Cloud Music Storage Software Promises Access to Your Entire Music Library From Any Computer or Cell Phone
The cloud music concept really took flight with Lala.com offering listeners the option of new music exposure. But with Apple acquiring Lala last year, its days may be numbered, as no word is out yet on exactly what Apple is going to do with the company. On Wednesday, mSpot -- known mostly for its abilities to stream entire movies (albeit with reception that's a bit fuzzy) on the go --launched a private beta for a cloud music service of its own aimed at smartphone users. Made to stream to Android phones over 3G networks (and to BlackBerry in the near future), it's a huge step in the right direction. It's definitely ahead of MySpace Music and their ad-supported interface, or Spotify with its limitations in the U.S. due to copyright restrictions.

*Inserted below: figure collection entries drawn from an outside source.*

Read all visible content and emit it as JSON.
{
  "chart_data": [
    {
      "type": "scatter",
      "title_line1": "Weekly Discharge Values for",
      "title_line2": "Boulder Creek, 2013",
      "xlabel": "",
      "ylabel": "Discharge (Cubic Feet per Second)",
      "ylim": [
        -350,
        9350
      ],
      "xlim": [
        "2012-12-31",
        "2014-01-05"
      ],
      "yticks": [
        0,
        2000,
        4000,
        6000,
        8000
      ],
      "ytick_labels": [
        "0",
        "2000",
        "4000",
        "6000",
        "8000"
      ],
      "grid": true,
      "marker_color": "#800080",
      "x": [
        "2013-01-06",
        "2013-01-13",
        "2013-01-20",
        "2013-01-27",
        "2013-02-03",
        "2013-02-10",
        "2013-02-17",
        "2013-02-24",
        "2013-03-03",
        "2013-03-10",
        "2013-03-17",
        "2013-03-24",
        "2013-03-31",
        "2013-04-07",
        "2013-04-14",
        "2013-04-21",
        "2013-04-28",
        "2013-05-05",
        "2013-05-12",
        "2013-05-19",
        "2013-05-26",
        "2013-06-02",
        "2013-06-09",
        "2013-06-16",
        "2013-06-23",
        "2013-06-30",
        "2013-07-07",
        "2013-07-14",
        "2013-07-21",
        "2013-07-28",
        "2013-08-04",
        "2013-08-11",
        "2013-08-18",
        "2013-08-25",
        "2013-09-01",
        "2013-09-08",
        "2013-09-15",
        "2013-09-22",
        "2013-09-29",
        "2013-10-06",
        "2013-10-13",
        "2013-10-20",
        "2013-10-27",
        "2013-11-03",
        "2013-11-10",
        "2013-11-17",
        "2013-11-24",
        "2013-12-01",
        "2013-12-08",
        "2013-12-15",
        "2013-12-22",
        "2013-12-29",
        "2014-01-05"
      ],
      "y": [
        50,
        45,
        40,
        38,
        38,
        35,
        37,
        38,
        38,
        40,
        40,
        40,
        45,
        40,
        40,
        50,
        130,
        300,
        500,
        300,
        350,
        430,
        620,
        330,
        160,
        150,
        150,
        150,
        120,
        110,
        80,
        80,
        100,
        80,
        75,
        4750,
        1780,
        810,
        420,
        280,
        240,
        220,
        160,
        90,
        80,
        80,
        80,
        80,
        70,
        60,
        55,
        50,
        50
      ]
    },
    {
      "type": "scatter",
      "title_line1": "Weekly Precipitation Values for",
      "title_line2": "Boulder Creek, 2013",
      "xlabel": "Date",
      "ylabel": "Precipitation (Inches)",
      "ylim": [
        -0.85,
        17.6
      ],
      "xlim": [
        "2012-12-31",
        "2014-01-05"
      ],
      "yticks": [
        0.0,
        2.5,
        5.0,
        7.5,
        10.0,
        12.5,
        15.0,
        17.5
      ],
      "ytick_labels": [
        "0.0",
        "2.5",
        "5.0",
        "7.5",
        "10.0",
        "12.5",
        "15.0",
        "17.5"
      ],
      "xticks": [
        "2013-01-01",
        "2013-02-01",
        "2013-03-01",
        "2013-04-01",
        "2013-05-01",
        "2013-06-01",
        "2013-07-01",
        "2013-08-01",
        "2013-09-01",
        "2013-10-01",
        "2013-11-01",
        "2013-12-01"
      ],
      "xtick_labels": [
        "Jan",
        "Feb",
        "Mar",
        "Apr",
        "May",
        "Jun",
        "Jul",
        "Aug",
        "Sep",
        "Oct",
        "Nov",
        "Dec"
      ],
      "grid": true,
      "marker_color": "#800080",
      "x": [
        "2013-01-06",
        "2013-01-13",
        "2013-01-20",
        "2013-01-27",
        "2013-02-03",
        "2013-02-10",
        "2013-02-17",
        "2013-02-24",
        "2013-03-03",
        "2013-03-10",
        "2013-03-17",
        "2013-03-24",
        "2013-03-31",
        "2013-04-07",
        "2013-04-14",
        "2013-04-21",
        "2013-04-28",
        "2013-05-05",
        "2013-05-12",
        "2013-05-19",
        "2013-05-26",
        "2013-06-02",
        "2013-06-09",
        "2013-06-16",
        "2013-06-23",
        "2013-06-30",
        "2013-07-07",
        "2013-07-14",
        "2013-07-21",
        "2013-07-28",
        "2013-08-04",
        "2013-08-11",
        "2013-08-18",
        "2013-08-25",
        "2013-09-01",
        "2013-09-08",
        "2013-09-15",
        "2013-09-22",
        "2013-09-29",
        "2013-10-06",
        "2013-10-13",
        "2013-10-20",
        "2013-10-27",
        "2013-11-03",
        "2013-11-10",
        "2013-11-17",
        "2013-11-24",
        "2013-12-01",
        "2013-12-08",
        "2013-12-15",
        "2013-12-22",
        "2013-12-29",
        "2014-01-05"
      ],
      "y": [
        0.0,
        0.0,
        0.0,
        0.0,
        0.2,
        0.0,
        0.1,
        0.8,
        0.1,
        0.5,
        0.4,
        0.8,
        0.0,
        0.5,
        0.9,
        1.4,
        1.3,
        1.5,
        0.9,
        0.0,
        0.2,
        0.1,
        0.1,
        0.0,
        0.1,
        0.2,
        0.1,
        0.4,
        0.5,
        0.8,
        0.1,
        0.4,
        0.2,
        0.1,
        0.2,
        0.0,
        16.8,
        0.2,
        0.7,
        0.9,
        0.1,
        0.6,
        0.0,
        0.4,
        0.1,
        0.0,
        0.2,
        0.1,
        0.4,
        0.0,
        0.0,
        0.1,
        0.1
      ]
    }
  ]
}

Aimed at delivering music, full-length feature films, full-format
radio, and TV to more than six million mobile customers across 10
wireless carriers, mSpot has the potential to save music lovers a lot
of money. They work closely with all four major music labels (Sony,
EMI, Warner, and Universal), as well as major studios (Universal
Studios Home Entertainment, The Walt Disney Studios, Image
Entertainment, Lionsgate, Paramount Pictures, and Screen Media
Ventures) and broadcast companies (including ABC, CBS, ClearChannel,
Fox Sports, NPR) to provide the best content.
Instead of selling songs, they sell storage. Up to 2GB of storage on their cloud server is free, 10GB will run $3 a month, and 20GB of storage goes for just $5 a month. They're specifically targeting cell phone users, and the software works on both PCs and Macs. They're marketed as an easy way to sync music from your PC to your phone with no cables or downloads required.
mSpot shows you the lyrics of any song with one click -- which is an added bonus -- but to conserve storage space, the service compresses your music files to 48kbs AAC+ files. Now what does that mean exactly? It's a significant quality downgrade from what you purchase from iTunes, and could pose a legitimate audible problem for hardcore audiophiles. You'll hear low bitrates and most users will be uploading songs that have already been data-compressed when they were initially encoded as MP3 or AAC files. Hearing your favorite tunes over a cell phone speaker might not make the sound quality that noticeable, but with headphones you'll definitely hear the difference.
mSpot has the potential to drive portable music listening into the future, but the verdict is still out on whether they'll be able to compete with whatever Apple ends up coming up with.